Activations in the corpus callosum were seen in the majority of NC (90%) and AD (87%) individuals (Table 2, Figure 3). WM activation clusters differed by task: while all tasks tended to involve the corpus callosum body, the first two tasks also frequently activated the splenium of corpus callosum.
AD patients showed decreased activation across both the genu and the body of the corpus callosum (30% vs. 72%, p<0.01), especially under Task 2, No participant with AD showed activation in the genu of corpus callosum with any task.
Discussion
The results suggested: 1) the whole brain GM fMRI activation was quite consistent with previous reports, as was the difference between AD and normal aging in the GM;6-8 2) Corpus callosum activation was commonly found in both AD and NC individuals (87%), as previously suggested for healthy younger adults; 1-2,9-12 and 3) there were less WM clusters in AD relative to NC, particularly in the genus of the corpus callosum. The study provided the initial results demonstrating functional WM impairment in AD using fMRI.
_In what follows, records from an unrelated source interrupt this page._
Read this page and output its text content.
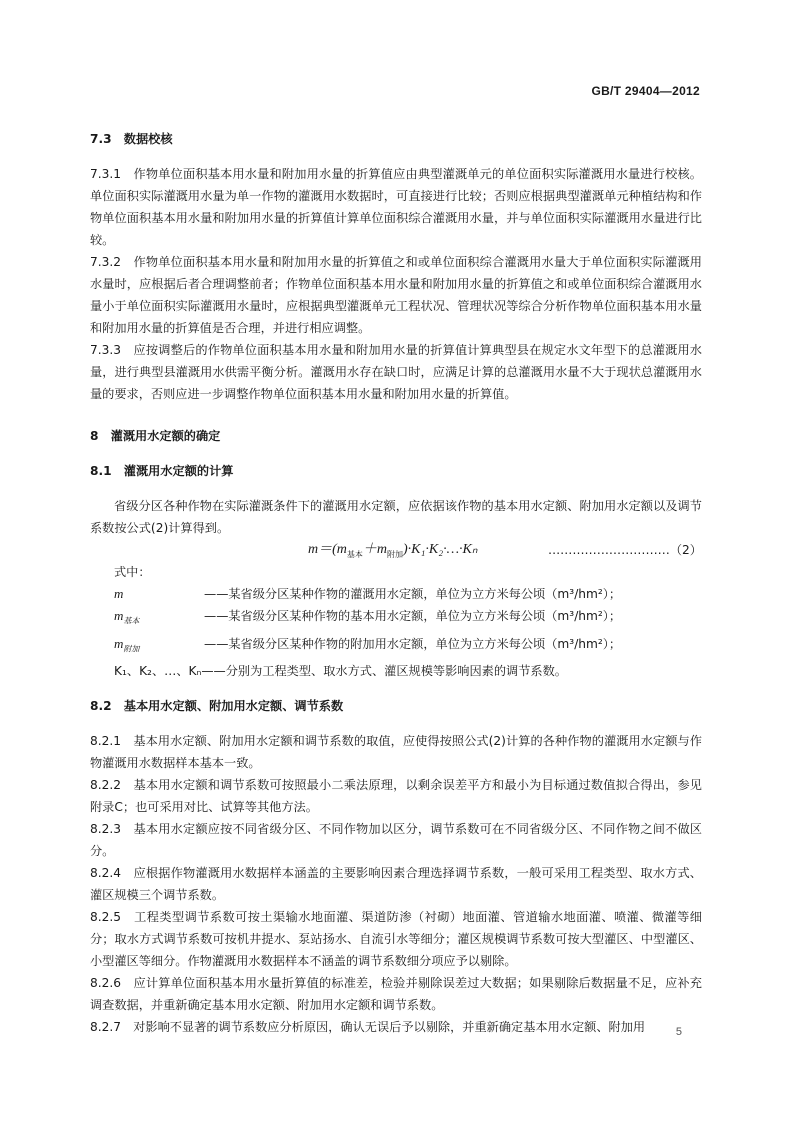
GB/T 29404—2012

7.3　数据校核

7.3.1　作物单位面积基本用水量和附加用水量的折算值应由典型灌溉单元的单位面积实际灌溉用水量进行校核。单位面积实际灌溉用水量为单一作物的灌溉用水数据时，可直接进行比较；否则应根据典型灌溉单元种植结构和作物单位面积基本用水量和附加用水量的折算值计算单位面积综合灌溉用水量，并与单位面积实际灌溉用水量进行比较。

7.3.2　作物单位面积基本用水量和附加用水量的折算值之和或单位面积综合灌溉用水量大于单位面积实际灌溉用水量时，应根据后者合理调整前者；作物单位面积基本用水量和附加用水量的折算值之和或单位面积综合灌溉用水量小于单位面积实际灌溉用水量时，应根据典型灌溉单元工程状况、管理状况等综合分析作物单位面积基本用水量和附加用水量的折算值是否合理，并进行相应调整。

7.3.3　应按调整后的作物单位面积基本用水量和附加用水量的折算值计算典型县在规定水文年型下的总灌溉用水量，进行典型县灌溉用水供需平衡分析。灌溉用水存在缺口时，应满足计算的总灌溉用水量不大于现状总灌溉用水量的要求，否则应进一步调整作物单位面积基本用水量和附加用水量的折算值。

8　灌溉用水定额的确定

8.1　灌溉用水定额的计算

省级分区各种作物在实际灌溉条件下的灌溉用水定额，应依据该作物的基本用水定额、附加用水定额以及调节系数按公式(2)计算得到。

$m=(m_{基本}+m_{附加})\cdot K_1\cdot K_2\cdot\dots\cdot K_n$	…………………………（2）

式中：

m	——某省级分区某种作物的灌溉用水定额，单位为立方米每公顷（m³/hm²）；
$m_{基本}$	——某省级分区某种作物的基本用水定额，单位为立方米每公顷（m³/hm²）；
$m_{附加}$	——某省级分区某种作物的附加用水定额，单位为立方米每公顷（m³/hm²）；

K₁、K₂、…、Kₙ——分别为工程类型、取水方式、灌区规模等影响因素的调节系数。

8.2　基本用水定额、附加用水定额、调节系数

8.2.1　基本用水定额、附加用水定额和调节系数的取值，应使得按照公式(2)计算的各种作物的灌溉用水定额与作物灌溉用水数据样本基本一致。

8.2.2　基本用水定额和调节系数可按照最小二乘法原理，以剩余误差平方和最小为目标通过数值拟合得出，参见附录C；也可采用对比、试算等其他方法。

8.2.3　基本用水定额应按不同省级分区、不同作物加以区分，调节系数可在不同省级分区、不同作物之间不做区分。

8.2.4　应根据作物灌溉用水数据样本涵盖的主要影响因素合理选择调节系数，一般可采用工程类型、取水方式、灌区规模三个调节系数。

8.2.5　工程类型调节系数可按土渠输水地面灌、渠道防渗（衬砌）地面灌、管道输水地面灌、喷灌、微灌等细分；取水方式调节系数可按机井提水、泵站扬水、自流引水等细分；灌区规模调节系数可按大型灌区、中型灌区、小型灌区等细分。作物灌溉用水数据样本不涵盖的调节系数细分项应予以剔除。

8.2.6　应计算单位面积基本用水量折算值的标准差，检验并剔除误差过大数据；如果剔除后数据量不足，应补充调查数据，并重新确定基本用水定额、附加用水定额和调节系数。

8.2.7　对影响不显著的调节系数应分析原因，确认无误后予以剔除，并重新确定基本用水定额、附加用	5
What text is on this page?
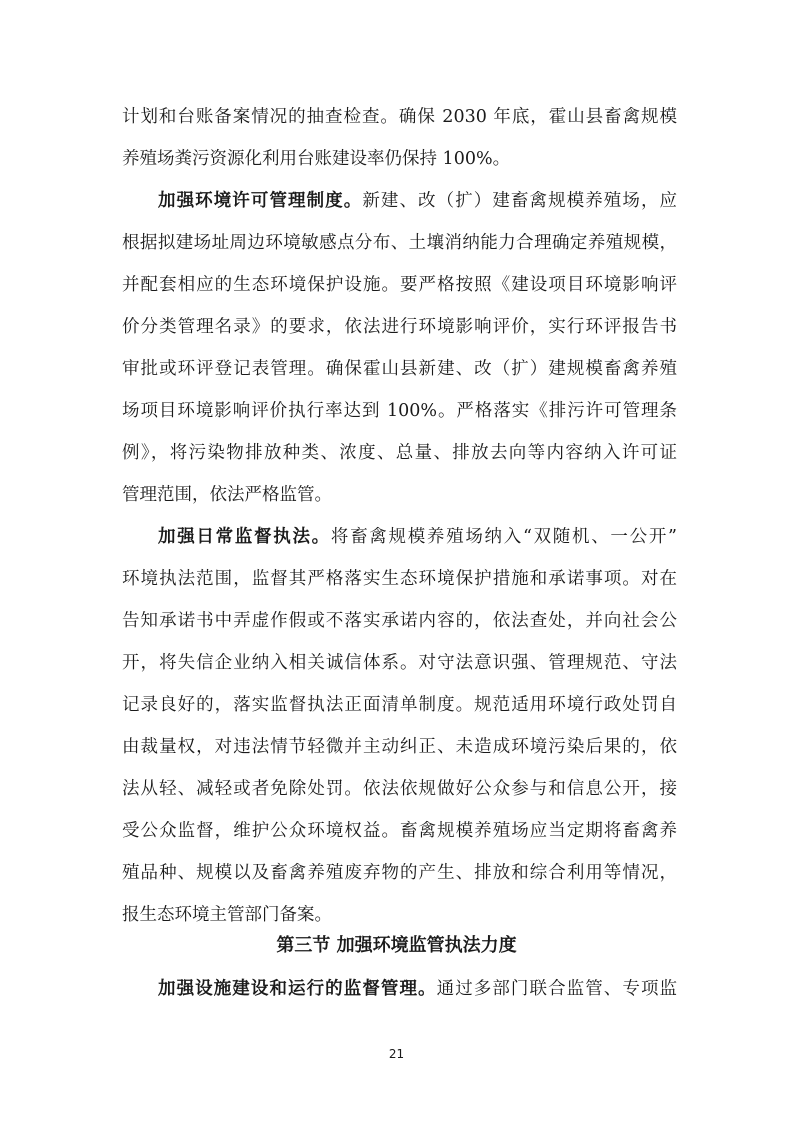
计划和台账备案情况的抽查检查。确保 2030 年底，霍山县畜禽规模
养殖场粪污资源化利用台账建设率仍保持 100%。
加强环境许可管理制度。新建、改（扩）建畜禽规模养殖场，应
根据拟建场址周边环境敏感点分布、土壤消纳能力合理确定养殖规模，
并配套相应的生态环境保护设施。要严格按照《建设项目环境影响评
价分类管理名录》的要求，依法进行环境影响评价，实行环评报告书
审批或环评登记表管理。确保霍山县新建、改（扩）建规模畜禽养殖
场项目环境影响评价执行率达到 100%。严格落实《排污许可管理条
例》，将污染物排放种类、浓度、总量、排放去向等内容纳入许可证
管理范围，依法严格监管。
加强日常监督执法。将畜禽规模养殖场纳入“双随机、一公开”
环境执法范围，监督其严格落实生态环境保护措施和承诺事项。对在
告知承诺书中弄虚作假或不落实承诺内容的，依法查处，并向社会公
开，将失信企业纳入相关诚信体系。对守法意识强、管理规范、守法
记录良好的，落实监督执法正面清单制度。规范适用环境行政处罚自
由裁量权，对违法情节轻微并主动纠正、未造成环境污染后果的，依
法从轻、减轻或者免除处罚。依法依规做好公众参与和信息公开，接
受公众监督，维护公众环境权益。畜禽规模养殖场应当定期将畜禽养
殖品种、规模以及畜禽养殖废弃物的产生、排放和综合利用等情况，
报生态环境主管部门备案。
第三节 加强环境监管执法力度
加强设施建设和运行的监督管理。通过多部门联合监管、专项监
21
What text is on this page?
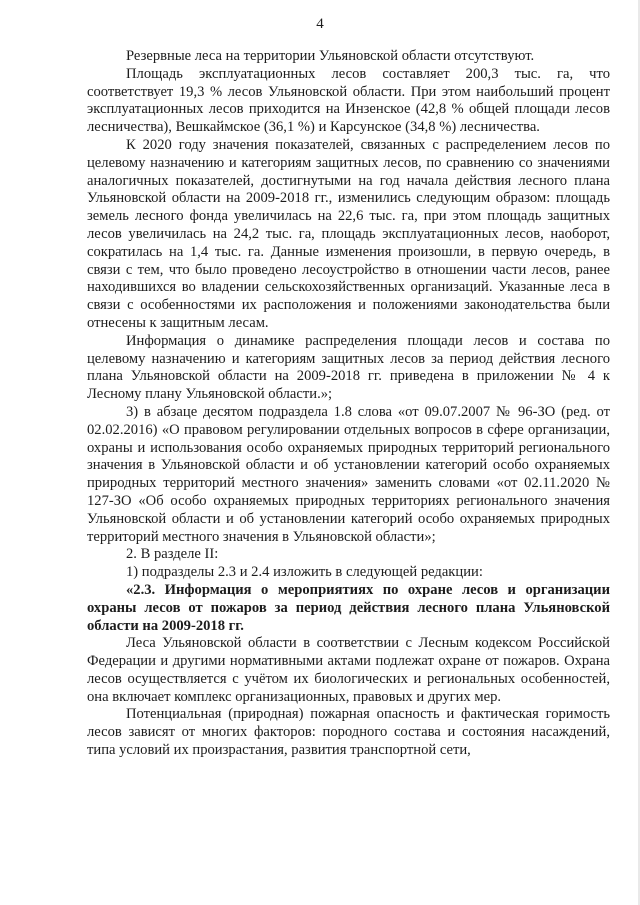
4

Резервные леса на территории Ульяновской области отсутствуют.

Площадь эксплуатационных лесов составляет 200,3 тыс. га, что соответствует 19,3 % лесов Ульяновской области. При этом наибольший процент эксплуатационных лесов приходится на Инзенское (42,8 % общей площади лесов лесничества), Вешкаймское (36,1 %) и Карсунское (34,8 %) лесничества.

К 2020 году значения показателей, связанных с распределением лесов по целевому назначению и категориям защитных лесов, по сравнению со значениями аналогичных показателей, достигнутыми на год начала действия лесного плана Ульяновской области на 2009-2018 гг., изменились следующим образом: площадь земель лесного фонда увеличилась на 22,6 тыс. га, при этом площадь защитных лесов увеличилась на 24,2 тыс. га, площадь эксплуатационных лесов, наоборот, сократилась на 1,4 тыс. га. Данные изменения произошли, в первую очередь, в связи с тем, что было проведено лесоустройство в отношении части лесов, ранее находившихся во владении сельскохозяйственных организаций. Указанные леса в связи с особенностями их расположения и положениями законодательства были отнесены к защитным лесам.

Информация о динамике распределения площади лесов и состава по целевому назначению и категориям защитных лесов за период действия лесного плана Ульяновской области на 2009-2018 гг. приведена в приложении № 4 к Лесному плану Ульяновской области.»;

3) в абзаце десятом подраздела 1.8 слова «от 09.07.2007 № 96-ЗО (ред. от 02.02.2016) «О правовом регулировании отдельных вопросов в сфере организации, охраны и использования особо охраняемых природных территорий регионального значения в Ульяновской области и об установлении категорий особо охраняемых природных территорий местного значения» заменить словами «от 02.11.2020 № 127-ЗО «Об особо охраняемых природных территориях регионального значения Ульяновской области и об установлении категорий особо охраняемых природных территорий местного значения в Ульяновской области»;

2. В разделе II:

1) подразделы 2.3 и 2.4 изложить в следующей редакции:

«2.3. Информация о мероприятиях по охране лесов и организации охраны лесов от пожаров за период действия лесного плана Ульяновской области на 2009-2018 гг.

Леса Ульяновской области в соответствии с Лесным кодексом Российской Федерации и другими нормативными актами подлежат охране от пожаров. Охрана лесов осуществляется с учётом их биологических и региональных особенностей, она включает комплекс организационных, правовых и других мер.

Потенциальная (природная) пожарная опасность и фактическая горимость лесов зависят от многих факторов: породного состава и состояния насаждений, типа условий их произрастания, развития транспортной сети,
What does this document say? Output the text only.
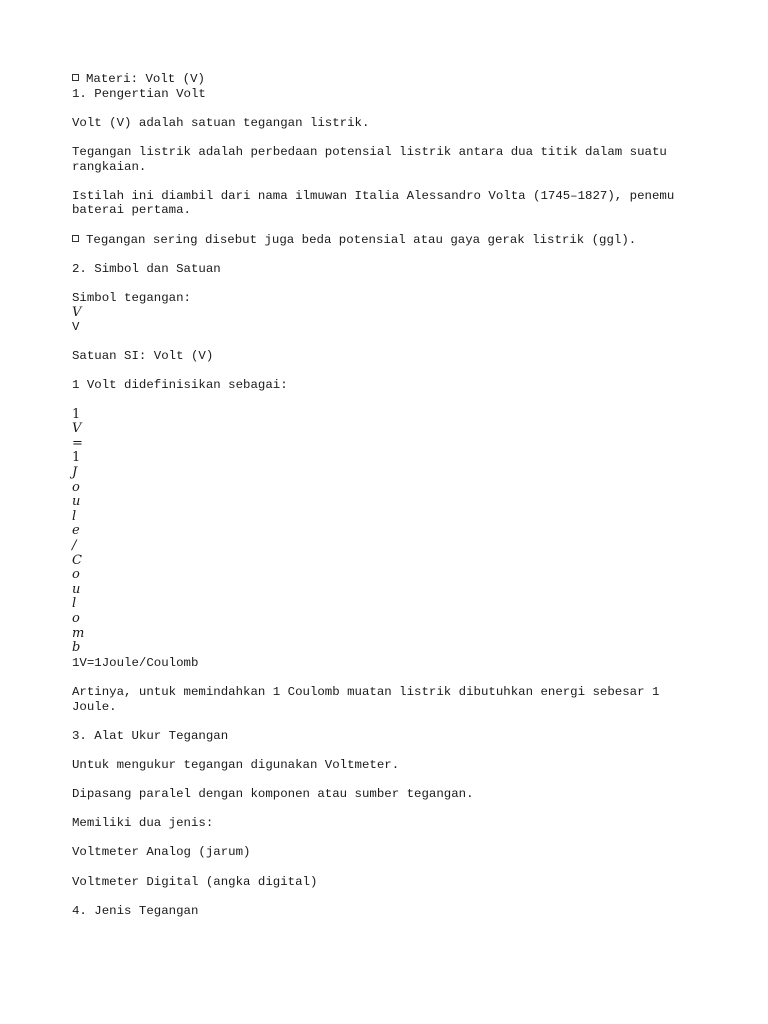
Materi: Volt (V)

1. Pengertian Volt

Volt (V) adalah satuan tegangan listrik.

Tegangan listrik adalah perbedaan potensial listrik antara dua titik dalam suatu rangkaian.

Istilah ini diambil dari nama ilmuwan Italia Alessandro Volta (1745–1827), penemu baterai pertama.

Tegangan sering disebut juga beda potensial atau gaya gerak listrik (ggl).

2. Simbol dan Satuan

Simbol tegangan:

V

V

Satuan SI: Volt (V)

1 Volt didefinisikan sebagai:

1

V

=

1

J

o

u

l

e

/

C

o

u

l

o

m

b

1V=1Joule/Coulomb

Artinya, untuk memindahkan 1 Coulomb muatan listrik dibutuhkan energi sebesar 1 Joule.

3. Alat Ukur Tegangan

Untuk mengukur tegangan digunakan Voltmeter.

Dipasang paralel dengan komponen atau sumber tegangan.

Memiliki dua jenis:

Voltmeter Analog (jarum)

Voltmeter Digital (angka digital)

4. Jenis Tegangan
Deterioration of WM integrity, in addition to GM atrophy, has been widely reported for people with AD or those at high risk, associated with chronic ischemia and amyloid accumulation and characterized by multiple neuropathological changes.13-15 Many of these changes can alter the task related oxygen energy demands, on which BOLD fMRI signal is based and thus detectable using fMRI.16 Our findings support the hypothesis and suggest that further AD fMRI studies should take WM activation into account.
It is worth noting that fMRI has traditionally excluded the WM, as lower perfusion and scarcity of synapses have caused researchers to discount the possibility of detecting a BOLD response in the WM.16-18 With increases in both signal-to-noise and contrast-to-noise ratio in fMRI, WM activation has been increasingly noted, 2,9-12 although these investigations have been restricted to healthy younger people. The current study contributes to the growing WM fMRI research by demonstrating multiple tasks eliciting interhemispheric transfer across corpus callosum in WM fMRI in aging and AD conditions.
Conclusion
Our data provide the first report of WM fMRI in older adults and the initial demonstration of functional impairment of WM integrity in individuals with AD, implying a new avenue to understanding WM changes in AD-dementia. Ongoing studies by our group are testing these preliminary findings at the group level and examining data within several key WM ROIs in a larger sample size.